Developmental Delay Now Reaches Beyond Preschool

Alert | Education Law Alert

Ohio Governor Mike DeWine recently signed HB 554. Prior to passing, amendments unrelated to the bill’s original goal of helping with the teacher shortage were added, including expanding the definition of a “child with a disability” to include children ages 3 through 9 years old who are experiencing a “developmental delay.” This new definition goes into effect on April 6, 2023.

The current law, which expires in April, limits the definition of developmental delay to children ages 3 through 5 years old, so the change will alter the way districts transition students from preschool to kindergarten. Preschool-age children identified as having a developmental delay will no longer need to be re-evaluated prior to starting kindergarten unless the three-year timeline requires a re-evaluation.

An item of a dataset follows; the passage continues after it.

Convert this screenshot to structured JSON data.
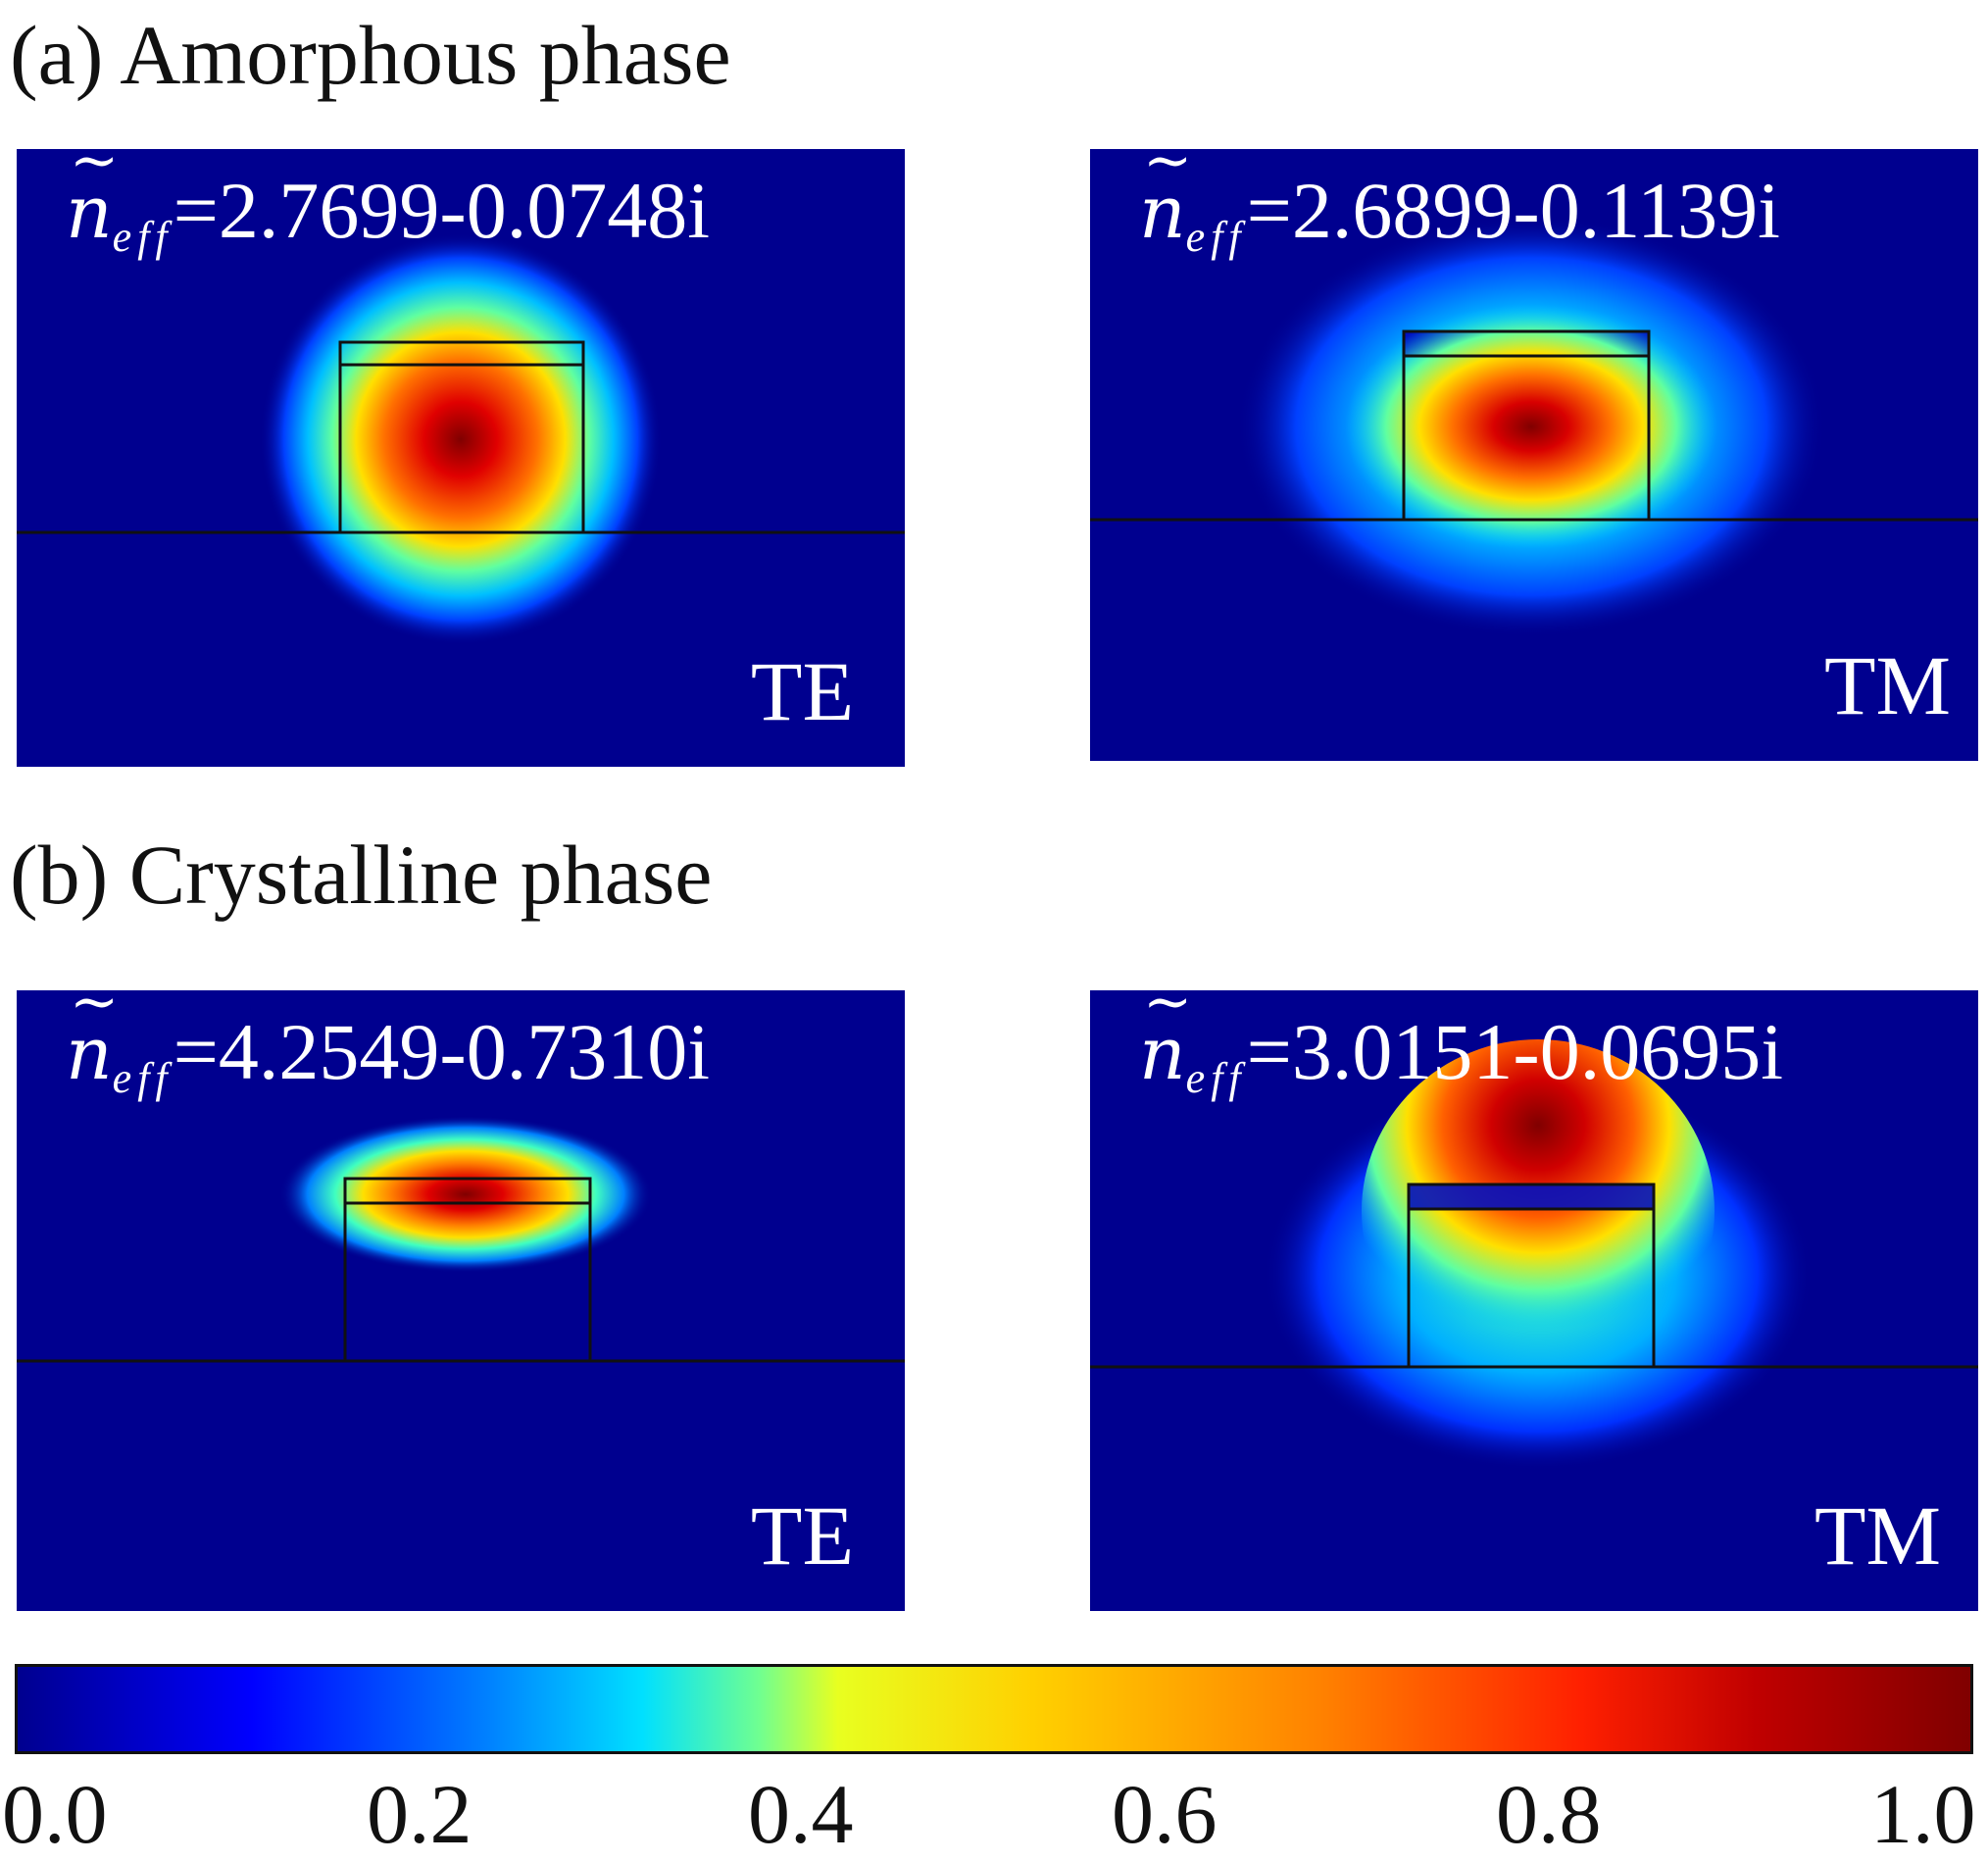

Despite the change eliminating the necessity of re-evaluating in advance of children turning 6 years old or starting kindergarten taking effect on April 6, 2023, Ohio Administrative Code 3301-51 will not yet be updated to reflect this expanded language. The Ohio Department of Education has stated that the regulation update will be completed by July 1, 2023 and confirmed that: (1) children who turn 6 years old on or before June 30, 2023 are permitted to remain in preschool and continue to be identified as having a developmental delay; and (2) that children may now enter kindergarten and continue to receive special education with a developmental delay identification.

In addition, this change means, as of April 6, 2023, any child who is not yet 10 years old may be evaluated for eligibility under the developmental delay disability category. This also means a district’s child find duty will require the evaluation of students suspected of having a developmental delay even if there is no suspicion of another disability. Districts may want to consider re-evaluating students who qualified for pre-school services under the developmental disability category but received no services once they transitioned to kindergarten.

Lastly, to assist with the costs associated with expanding the number of students who will qualify for special education services, all children identified as developmentally delayed have been moved into Category 2 of the special education funding formula instead of limiting funding for developmentally delayed students to preschool children.